Que dire à mon fils de 16 ans pour expliquer l’inexplicable ?

16-11-2015 SOCIETE LIBRE
L'horreur est là qui s'étale comme une confiture nauséabonde sur toutes les chaînes de télévision qui en font des tartines émotionnelles : ne zappez pas surtout ne zappez pas... Nos enfants regardent et nous avec. Mon fils a 16 ans. Que pense-t-il de ce qu'il voit, lui qui vit dans le quartier meurtri, et dont le café du Bataclan était souvenir de menthe à l'eau lorsqu'il était en CM1 ? Ces visages jeunes et beaux comme le sien qui défilent sur Twitter : "sans nouvelles de...". Que lui dire ? Comment le lui dire ? Comment lui expliquer l'inexplicable ?

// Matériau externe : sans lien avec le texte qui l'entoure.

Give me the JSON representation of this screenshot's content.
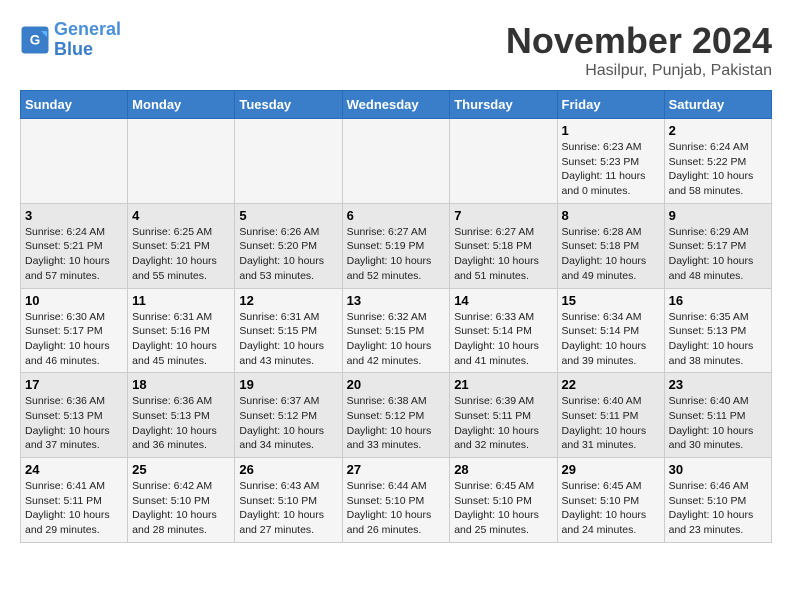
{
  "header": {
    "logo_line1": "General",
    "logo_line2": "Blue",
    "month_title": "November 2024",
    "location": "Hasilpur, Punjab, Pakistan"
  },
  "days_of_week": [
    "Sunday",
    "Monday",
    "Tuesday",
    "Wednesday",
    "Thursday",
    "Friday",
    "Saturday"
  ],
  "weeks": [
    [
      {
        "day": "",
        "info": ""
      },
      {
        "day": "",
        "info": ""
      },
      {
        "day": "",
        "info": ""
      },
      {
        "day": "",
        "info": ""
      },
      {
        "day": "",
        "info": ""
      },
      {
        "day": "1",
        "info": "Sunrise: 6:23 AM\nSunset: 5:23 PM\nDaylight: 11 hours and 0 minutes."
      },
      {
        "day": "2",
        "info": "Sunrise: 6:24 AM\nSunset: 5:22 PM\nDaylight: 10 hours and 58 minutes."
      }
    ],
    [
      {
        "day": "3",
        "info": "Sunrise: 6:24 AM\nSunset: 5:21 PM\nDaylight: 10 hours and 57 minutes."
      },
      {
        "day": "4",
        "info": "Sunrise: 6:25 AM\nSunset: 5:21 PM\nDaylight: 10 hours and 55 minutes."
      },
      {
        "day": "5",
        "info": "Sunrise: 6:26 AM\nSunset: 5:20 PM\nDaylight: 10 hours and 53 minutes."
      },
      {
        "day": "6",
        "info": "Sunrise: 6:27 AM\nSunset: 5:19 PM\nDaylight: 10 hours and 52 minutes."
      },
      {
        "day": "7",
        "info": "Sunrise: 6:27 AM\nSunset: 5:18 PM\nDaylight: 10 hours and 51 minutes."
      },
      {
        "day": "8",
        "info": "Sunrise: 6:28 AM\nSunset: 5:18 PM\nDaylight: 10 hours and 49 minutes."
      },
      {
        "day": "9",
        "info": "Sunrise: 6:29 AM\nSunset: 5:17 PM\nDaylight: 10 hours and 48 minutes."
      }
    ],
    [
      {
        "day": "10",
        "info": "Sunrise: 6:30 AM\nSunset: 5:17 PM\nDaylight: 10 hours and 46 minutes."
      },
      {
        "day": "11",
        "info": "Sunrise: 6:31 AM\nSunset: 5:16 PM\nDaylight: 10 hours and 45 minutes."
      },
      {
        "day": "12",
        "info": "Sunrise: 6:31 AM\nSunset: 5:15 PM\nDaylight: 10 hours and 43 minutes."
      },
      {
        "day": "13",
        "info": "Sunrise: 6:32 AM\nSunset: 5:15 PM\nDaylight: 10 hours and 42 minutes."
      },
      {
        "day": "14",
        "info": "Sunrise: 6:33 AM\nSunset: 5:14 PM\nDaylight: 10 hours and 41 minutes."
      },
      {
        "day": "15",
        "info": "Sunrise: 6:34 AM\nSunset: 5:14 PM\nDaylight: 10 hours and 39 minutes."
      },
      {
        "day": "16",
        "info": "Sunrise: 6:35 AM\nSunset: 5:13 PM\nDaylight: 10 hours and 38 minutes."
      }
    ],
    [
      {
        "day": "17",
        "info": "Sunrise: 6:36 AM\nSunset: 5:13 PM\nDaylight: 10 hours and 37 minutes."
      },
      {
        "day": "18",
        "info": "Sunrise: 6:36 AM\nSunset: 5:13 PM\nDaylight: 10 hours and 36 minutes."
      },
      {
        "day": "19",
        "info": "Sunrise: 6:37 AM\nSunset: 5:12 PM\nDaylight: 10 hours and 34 minutes."
      },
      {
        "day": "20",
        "info": "Sunrise: 6:38 AM\nSunset: 5:12 PM\nDaylight: 10 hours and 33 minutes."
      },
      {
        "day": "21",
        "info": "Sunrise: 6:39 AM\nSunset: 5:11 PM\nDaylight: 10 hours and 32 minutes."
      },
      {
        "day": "22",
        "info": "Sunrise: 6:40 AM\nSunset: 5:11 PM\nDaylight: 10 hours and 31 minutes."
      },
      {
        "day": "23",
        "info": "Sunrise: 6:40 AM\nSunset: 5:11 PM\nDaylight: 10 hours and 30 minutes."
      }
    ],
    [
      {
        "day": "24",
        "info": "Sunrise: 6:41 AM\nSunset: 5:11 PM\nDaylight: 10 hours and 29 minutes."
      },
      {
        "day": "25",
        "info": "Sunrise: 6:42 AM\nSunset: 5:10 PM\nDaylight: 10 hours and 28 minutes."
      },
      {
        "day": "26",
        "info": "Sunrise: 6:43 AM\nSunset: 5:10 PM\nDaylight: 10 hours and 27 minutes."
      },
      {
        "day": "27",
        "info": "Sunrise: 6:44 AM\nSunset: 5:10 PM\nDaylight: 10 hours and 26 minutes."
      },
      {
        "day": "28",
        "info": "Sunrise: 6:45 AM\nSunset: 5:10 PM\nDaylight: 10 hours and 25 minutes."
      },
      {
        "day": "29",
        "info": "Sunrise: 6:45 AM\nSunset: 5:10 PM\nDaylight: 10 hours and 24 minutes."
      },
      {
        "day": "30",
        "info": "Sunrise: 6:46 AM\nSunset: 5:10 PM\nDaylight: 10 hours and 23 minutes."
      }
    ]
  ]
}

Que lui dire de ce monde qui se déconstruit autour de nous, qui devient noir, qui s'obscurcit comme une nuit d'hiver.

Comment lui dire qu'il ne faut pas avoir peur, qu'il faut avoir confiance... Comment ne pas lui transmettre ce froid qui m'envahit devant l'idée même qu'il aurait pu être à une terrasse de café ce vendredi soir funeste. Comment l'aider à cerner, à discerner même, face à cette avalanche de journalistes, d'experts, de politiques, de témoins, de survivants et de morts.

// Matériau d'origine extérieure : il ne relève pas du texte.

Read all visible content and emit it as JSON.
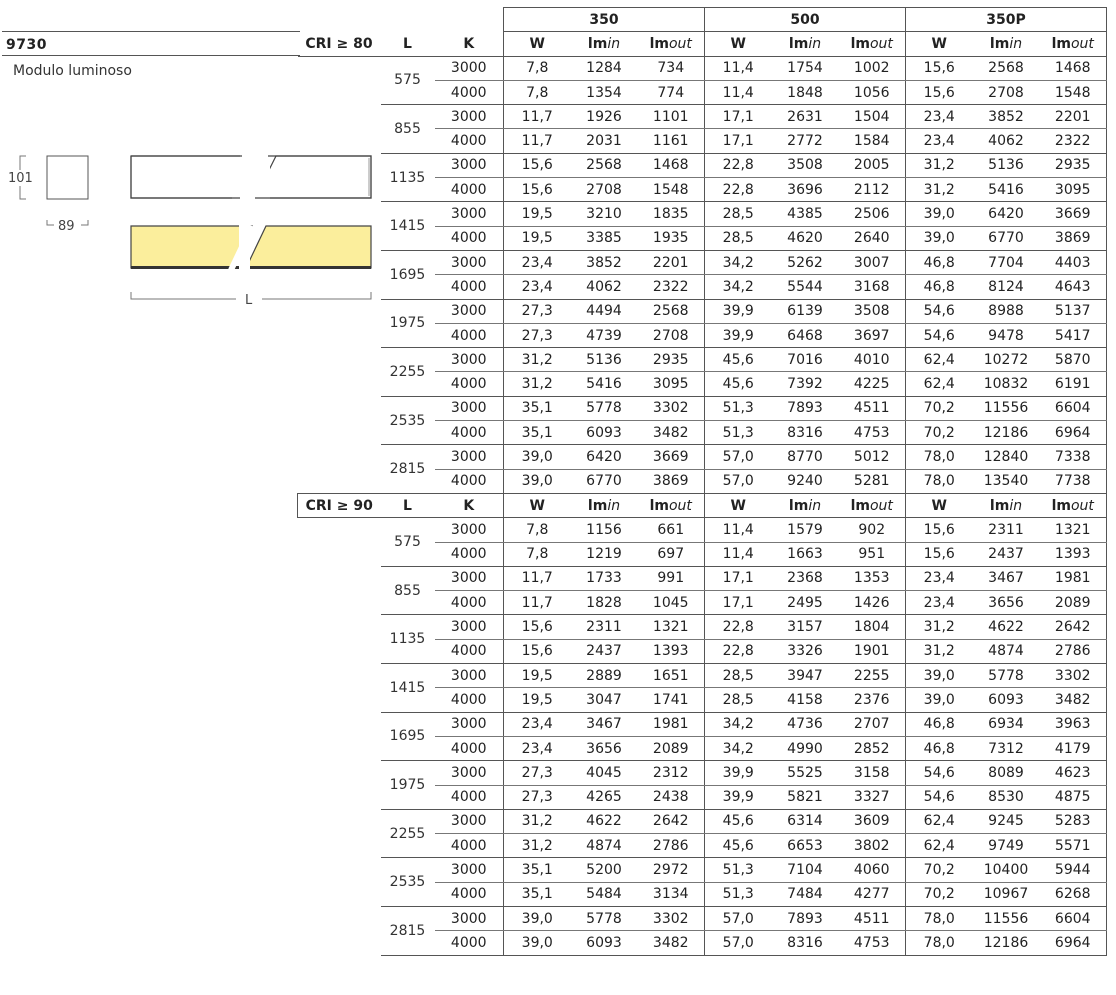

16 ans, l'âge où l'on s'enivre de phénomènes à la fois clairs et obscurs, mystérieux et rationnels qui accompagnent la métamorphose de l'enfant vers l'adulte, tout comme le vigneron transforme une grappe de raisin en instant de civilisation. A 16 ans, on sculpte l'émotion des sens dans l'air que l'on respire et les poumons sont des voiles d'avenir.

Alors, je lui dirai : mon fils il faut lire. La littérature est la seule réponse à la barbarie. La littérature est la seule réponse à tout.

Et le Sisyphe de Camus (1) lui posera les questions qui font tant de bien : "Comment peut-on exister sans utilité ou signification ? Comment peut-on créer du sens ?". Et il découvrira que Camus a emprunté, bien avant lui, les mêmes chemins de la désespérance et de l'espoir, cette liane tressée qui nous transporte d'âme en âme. Et il comprendra que la vie vaut le coup d'être vécue tout simplement parce qu'il n'y a rien d'autre que la vie elle-même et que son absurdité est sa richesse.

Peut-être soulignera-t-il des passages entiers comme autant de traces lumineuses : "Ce monde en lui même n'est pas raisonnable, c'est tout ce qu'on peut en dire." et encore "Celui qui désespère des événements est un lâche, mais celui qui espère en la condition humaine est un fou" ou bien "Un homme est plus un homme par les choses qu'il tait que par celles qu'il dit".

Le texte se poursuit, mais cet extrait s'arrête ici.